3. Taking Defensive Actions: Liquidity provides the flexibility to take defensive actions in response to evolving fundamental risks or unexpected thesis violations that materially impair an investment’s case. While patient investors avoid trading based on short-term market fluctuations, they may still use liquidity to reposition when high-conviction views demonstrably change.
4. Conducting Extensive Upfront Due Diligence: Like private investors, public market participants should conduct extensive upfront due diligence to develop a shortlist of high-conviction ideas with superior long-term return potential.
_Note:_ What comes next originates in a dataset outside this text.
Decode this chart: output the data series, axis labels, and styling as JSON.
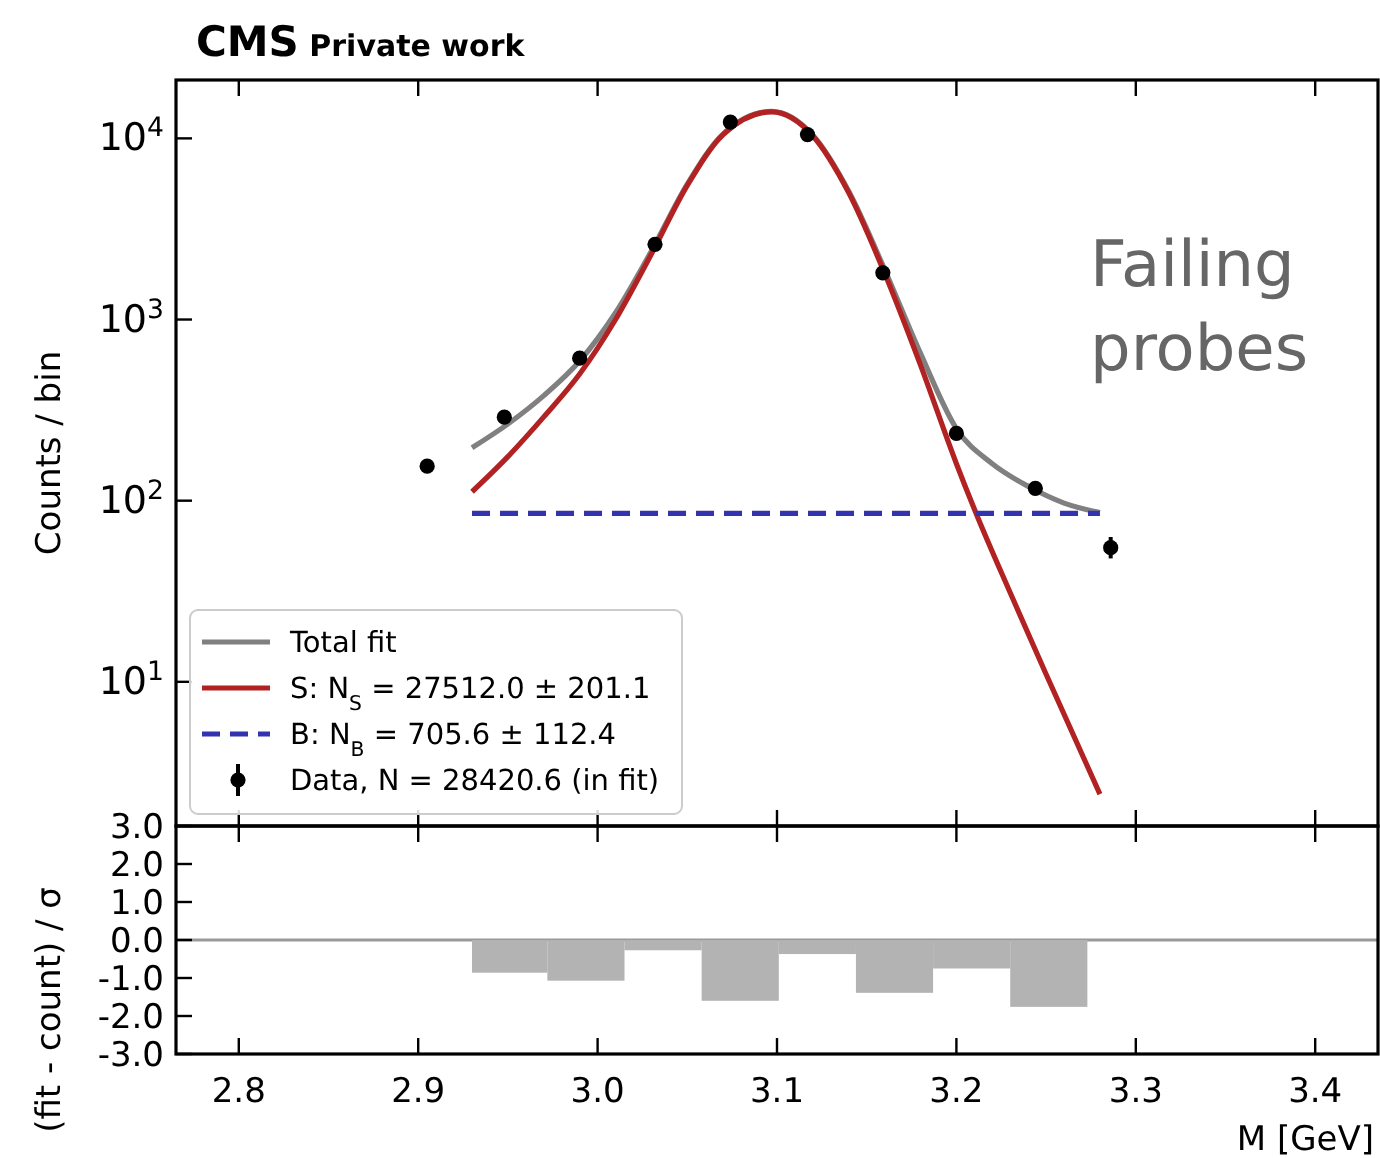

5. Establishing a Near-Permanent Mindset: These core holdings should be established with a near-permanent mindset, similar to private equity investors—maintaining the mental fortitude to ignore pricing noise and hold through complete business cycles lasting 5-10+ years, unless the original investment thesis becomes materially impaired.
6. Bifurcate long-term and short-term portfolio: Even the smartest investor requires considerable willpower to maintain such extended holding periods across an entire portfolio. A more realistic approach is to bifurcate the total portfolio into:
a) Concentrated Core: High-conviction ideas sized for 5-10+ year horizons.
b) An Actively-Traded Satellite Portfolio: A much smaller portion that trades more frequently.
By separating the ultra-patient core from a tactically-traded sleeve, investors can combine the private investor’s holding discipline with the judicious utilisation of public liquidity’s advantages—without the two working at cross-purposes.
Conclusion
Balancing liquidity and patience is crucial for sustainable wealth creation. Public market investors can benefit from adopting the long-term, fundamentals-based mindset typical of private investors. This approach allows them to enjoy the flexibility of liquidity while focusing on long-term value. By combining the best of both worlds, investors can navigate the markets more effectively and achieve their financial goals.
Notes
## In the revised copy of The Intelligent Investor (2003) Jason Zweig notes: “This may well be the single, most important paragraph in Graham’s entire book. In these 113 words, Graham sums up his lifetime of experience. You cannot read these words too often; they are like kryptonite for bear markets. If you keep them close at hand, and let them guide you throughout your investing life, you will survive whatever the markets throws at you.”